Jacques Halbronn, Docteur ès Lettres

 

 

 

 

L’auteur a traduit notamment deux traités astrologiques de l’astrologue juif espagnol Abraham Ibn Ezra (1089-1164) – travaux parus aux Ed. Retz, en 1977 – et a consacré depuis de nombreuses études aux problèmes de traduction et d’emprunt (parues notamment sur ce site). Par ailleurs, J. Halbronn a accès à une bonne dizaine de langues.

 

 

 

Qu’est ce qu’une bonne traduction ? Est-ce celle qui restitue, dans une autre langue, le message que l’auteur a voulu exprimer dans sa langue ? Est-ce celle qui restitue le rythme de la phrase ? Pour notre part, il nous semble qu’il convient, chaque fois que cela est possible, de préserver – littéralement – les mots que l’auteur a choisis.

On ne traduit pas de chinois en français comme d’anglais en espagnol ou d’hébreu en russe ! Il est des langues qui entretiennent entre elles des affinités naturelles, qui partagent de vieilles acquaintances, qui participent peu ou prou d’un même univers de mots, qui s’empruntent volontiers, comme des voisins de palier, telle ou telle expression..

Est-ce que le traducteur doit ignorer une telle proximité ? Au nom de quel principe va-t-il ignorer ces parentés langagières, faire fi du contexte, couper les cheveux en quatre ? On nous répond que le traducteur doit aussi respecter son lecteur, le protéger contre les faux amis, contre les pièges de la littéralité ! Comme dans notre précédent article consacré, sur ce site, pour ce site, à la phonologie du sujet, il nous semble essentiel de prendre en compte avant toute chose le message d’origine, en se voulant quelque peu lacanien : on n’évacue pas impunément un signifiant pour le remplacer par un autre qui n’a rien à voir. Il y a des jeux de mots qui se perdent.

En outre, de deux choses l’une : ou bien le mot entendu n’a rien à voir – du moins à ce qu’il semble – avec le mot que l’on connaît dans sa propre langue ou dans une tierce langue qui nous est familière – car on est amené à se servir de tout son bagage linguistique – ou bien, dans le contexte, le sens qu’on lui assigne nous apparaît à peu près pertinent.
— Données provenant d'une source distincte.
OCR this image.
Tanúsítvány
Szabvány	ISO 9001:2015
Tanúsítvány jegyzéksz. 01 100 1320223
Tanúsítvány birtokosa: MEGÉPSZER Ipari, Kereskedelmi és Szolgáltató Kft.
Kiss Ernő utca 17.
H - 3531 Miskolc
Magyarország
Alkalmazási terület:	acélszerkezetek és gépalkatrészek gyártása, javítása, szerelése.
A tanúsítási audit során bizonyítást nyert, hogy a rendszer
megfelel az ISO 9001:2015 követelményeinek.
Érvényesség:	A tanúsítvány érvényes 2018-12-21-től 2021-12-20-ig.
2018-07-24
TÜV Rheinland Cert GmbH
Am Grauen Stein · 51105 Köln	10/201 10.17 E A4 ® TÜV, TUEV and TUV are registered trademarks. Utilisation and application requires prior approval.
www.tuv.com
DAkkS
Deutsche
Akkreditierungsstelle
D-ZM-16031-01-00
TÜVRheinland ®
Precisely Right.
En tout état de cause, la compréhension, dans la plupart des cas, ne dépend pas d’un seul mot dans une phrase mais d’un ensemble, tant et si bien que parfois il nous arrive de saisir tel ou tel mot mais de ne pas saisir le sens du discours tenu par l’autre parce que nous n’en savons pas assez sur l’orientation de ses positions.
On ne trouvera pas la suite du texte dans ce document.